Concernant l’agriculture, les deux parties défendent des approches totalement opposées. L’UE souhaite que l’accord précise que rien n’empêchera les parties de prendre les mesures nécessaires pour atteindre des objectifs de politique légitimes, tels que la promotion et la protection de la santé publique, de la sûreté, de l’environnement, des principes éthiques et de la diversité culturelle. En revanche, les Etats-Unis considèrent que de telles mesures « fausseraient les échanges » et prônent une revue à la baisse des normes de protection.
En ce qui concerne les barrières techniques au commerce, les négociations permettraient à l’industrie de bénéficier d’un niveau d’accès sans précédent aux processus réglementaires, comme l’étiquetage des produits dangereux, de chaque Etat membre.
Dans la section concernant les mesures sanitaires et phytosanitaires, la délégation américaine propose d’ajouter une nouvelle partie intitulée « Sciences et Risques » qui prévoirait que la réglementation destinée à protéger l’être humain, les animaux et l’environnement devrait être étayée par des preuves scientifiques. Cependant pour obtenir de telles preuves il faudrait que les êtres humains, les animaux ou les végétaux aient au préalable été exposés, à grande échelle, à des produits chimiques potentiellement dangereux. Le règlement européen REA CH, au contraire, place la charge de la preuve sur le fabricant : c’est lui qui doit démontrer que ses produits ne sont pas nocifs avant de recevoir une autorisation de mise sur le marché (principe de « pas de données, pas de marché »).
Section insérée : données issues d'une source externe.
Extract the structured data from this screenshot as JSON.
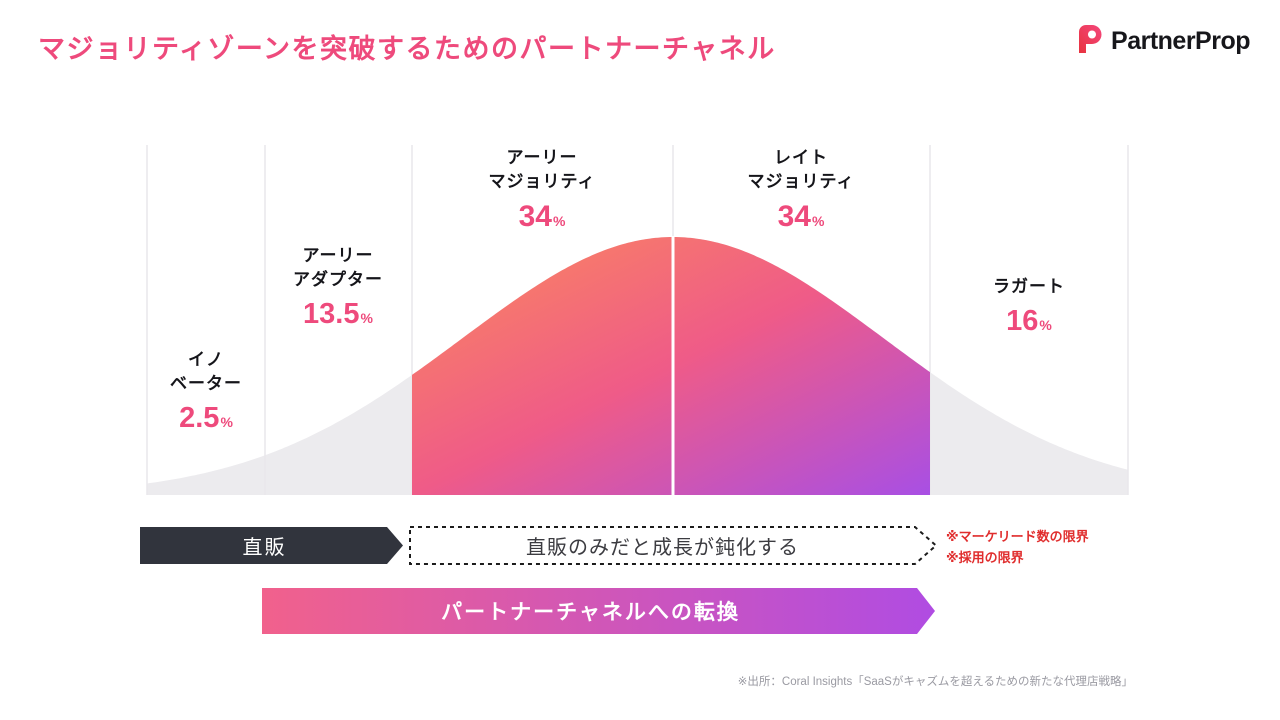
{
  "header": {
    "title": "マジョリティゾーンを突破するためのパートナーチャネル",
    "brand": "PartnerProp"
  },
  "chart_data": {
    "type": "area",
    "title": "",
    "categories": [
      "イノベーター",
      "アーリーアダプター",
      "アーリーマジョリティ",
      "レイトマジョリティ",
      "ラガート"
    ],
    "values": [
      2.5,
      13.5,
      34,
      34,
      16
    ],
    "segments": [
      {
        "name": "innovators",
        "label_lines": [
          "イノ",
          "ベーター"
        ],
        "value": "2.5",
        "unit": "%",
        "share_percent": 2.5,
        "highlighted": false
      },
      {
        "name": "early-adopters",
        "label_lines": [
          "アーリー",
          "アダプター"
        ],
        "value": "13.5",
        "unit": "%",
        "share_percent": 13.5,
        "highlighted": false
      },
      {
        "name": "early-majority",
        "label_lines": [
          "アーリー",
          "マジョリティ"
        ],
        "value": "34",
        "unit": "%",
        "share_percent": 34,
        "highlighted": true
      },
      {
        "name": "late-majority",
        "label_lines": [
          "レイト",
          "マジョリティ"
        ],
        "value": "34",
        "unit": "%",
        "share_percent": 34,
        "highlighted": true
      },
      {
        "name": "laggards",
        "label_lines": [
          "ラガート"
        ],
        "value": "16",
        "unit": "%",
        "share_percent": 16,
        "highlighted": false
      }
    ],
    "grid": false,
    "legend_position": "none"
  },
  "flow": {
    "direct_sales_label": "直販",
    "stagnation_label": "直販のみだと成長が鈍化する",
    "limit_notes": [
      "※マーケリード数の限界",
      "※採用の限界"
    ],
    "conversion_label": "パートナーチャネルへの転換"
  },
  "footnote": "※出所：Coral Insights「SaaSがキャズムを超えるための新たな代理店戦略」",
  "colors": {
    "accent_pink": "#ee4a7c",
    "curve_gray": "#ecebee",
    "divider_gray": "#e9e7ec",
    "gradient_start": "#fb8a5c",
    "gradient_mid": "#ef5b88",
    "gradient_end": "#a84fe4",
    "arrow_dark": "#31343d",
    "arrow_gradient_start": "#f1618c",
    "arrow_gradient_end": "#b04ce2",
    "note_red": "#e02d2d",
    "footnote_gray": "#9a9aa2"
  }
}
Une section traite du règlement des différends entre les parties au TTIP (c’est-à-dire entre l’UE et les Etats-Unis). Quand il s’agit de mesures de protection de l’environnement, les dispositions sur la désignation et les compétences des arbitres, l’accès aux conseils techniques et la participation de la société civile ou des communautés affectées présentent d’importantes lacunes, ne répondent pas aux objectifs que s’est fixés l’UE et ne sont pas à la hauteur des dispositions de l’OMC ni même de celles du controversé accord de partenariat transpacifique (TPP).
(Fin du résumé)
On sait par ailleurs que le mécanisme arbitral (ISDS) proposé par les Américains pour régler les différends entre les investisseurs et les Etats a provoqué une levée de boucliers de la société civile en Europe, obligeant la Commission européenne à présenter sur la table des négociations une version comportant des aspects plus proches de la pratique judiciaire européenne.
La fuite par Greenpeace du texte de ce document coïncide avec une opposition populaire grandissante au TTIP en Allemagne, malgré la position toujours favorable aux négociations du gouvernement allemand. Même les deux candidats aux primaires aux Etats-Unis, Donald Trump (Républicain) et Hillary Clinton (Démocrate) ont sévèrement critiqué le TTIP. Du côté du gouvernement français le secrétaire d’Etat au Commerce extérieur, Matthias Feki, a déclaré : « Nous voulons de la réciprocité. L’Europe propose beaucoup et elle reçoit très peu en échange. Ce n’est pas acceptable…L’arrêt des négociations est l’option la plus probable ». Le Président Hollande a souligné : « Jamais nous n’accepterons la mise en cause des principes essentiels pour notre agriculture, notre culture et pour la réciprocité d’accès aux marchés publics ».